The series continued with 5 more Lucky Starr books. They are Lucky Starr and the Pirates of the Asteroids, Lucky Starr and the Oceans of Venus, Lucky Starr and the Big Sun of Mercury, Lucky Starr and the Moons of Jupiter, and Lucky Starr and the Rings of Saturn.
All contain the same adventure type stories that appealed to me and I imagine many other young boys of the time. Bigman Jones was a loyal sidekick, the Sirians were clearly evil, and the Council of Science was wisely benevolent.

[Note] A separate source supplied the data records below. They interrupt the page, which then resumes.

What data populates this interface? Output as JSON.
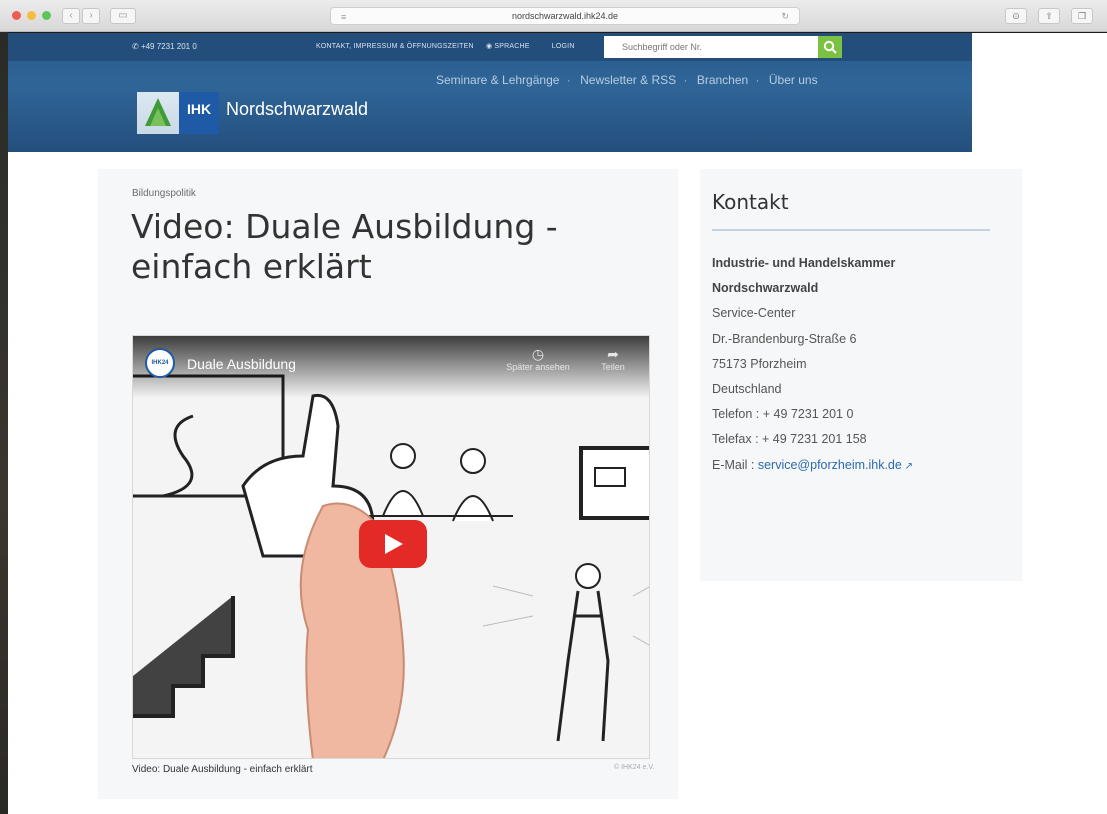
{
  "browser": {
    "url": "nordschwarzwald.ihk24.de"
  },
  "header": {
    "phone": "+49 7231 201 0",
    "top_links": [
      "KONTAKT, IMPRESSUM & ÖFFNUNGSZEITEN",
      "SPRACHE",
      "LOGIN"
    ],
    "search_placeholder": "Suchbegriff oder Nr.",
    "nav": [
      "Seminare & Lehrgänge",
      "Newsletter & RSS",
      "Branchen",
      "Über uns"
    ],
    "logo_text": "IHK",
    "brand": "Nordschwarzwald"
  },
  "article": {
    "kicker": "Bildungspolitik",
    "title": "Video: Duale Ausbildung - einfach erklärt",
    "video": {
      "channel": "IHK24",
      "title": "Duale Ausbildung",
      "watch_later": "Später ansehen",
      "share": "Teilen"
    },
    "caption": "Video: Duale Ausbildung - einfach erklärt",
    "credit": "© IHK24 e.V."
  },
  "sidebar": {
    "title": "Kontakt",
    "org_line1": "Industrie- und Handelskammer",
    "org_line2": "Nordschwarzwald",
    "dept": "Service-Center",
    "street": "Dr.-Brandenburg-Straße 6",
    "city": "75173 Pforzheim",
    "country": "Deutschland",
    "phone": "Telefon : + 49 7231 201 0",
    "fax": "Telefax : + 49 7231 201 158",
    "email_label": "E-Mail : ",
    "email": "service@pforzheim.ihk.de"
  },
  "colors": {
    "header_blue": "#2f6597",
    "search_green": "#7cc242",
    "play_red": "#e32a27",
    "link_blue": "#2d6ab0"
  }
}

There were continuing problems with the changing and updating of the solar system as actual exploration continued, but I still can reread them for what they are. Good stories. If the background is outdated, well so is the background of every Agatha Christie novel, every spy novel about the Soviet Union, etc. If they are good stories you can still read John Le Carre and enjoy his novels even if the Soviet Union and the KGB don’t exist anymore. (Probably because in the case of the KGB renaming it doesn’t change it)
Isaac Asimov linked his Robot Stories, the Foundation Series, and the Spacer novels together. All inhabit, more or less, the same humans only universe of his creation. He did it deliberately in his later novels, and to me the connection was always visible. But, I think that these 6 novels inhabit the same universe. Maybe not as clearly, but if you dance around the time frames etc it is a humans only universe and there is antagonism between Earth and the colonies just as in the Spacer novels. He also introduced the positronic brain and robots in The Big Sun of Mercury along with the concept of the Sirians being a society of loners and elitests. Just like the spacers.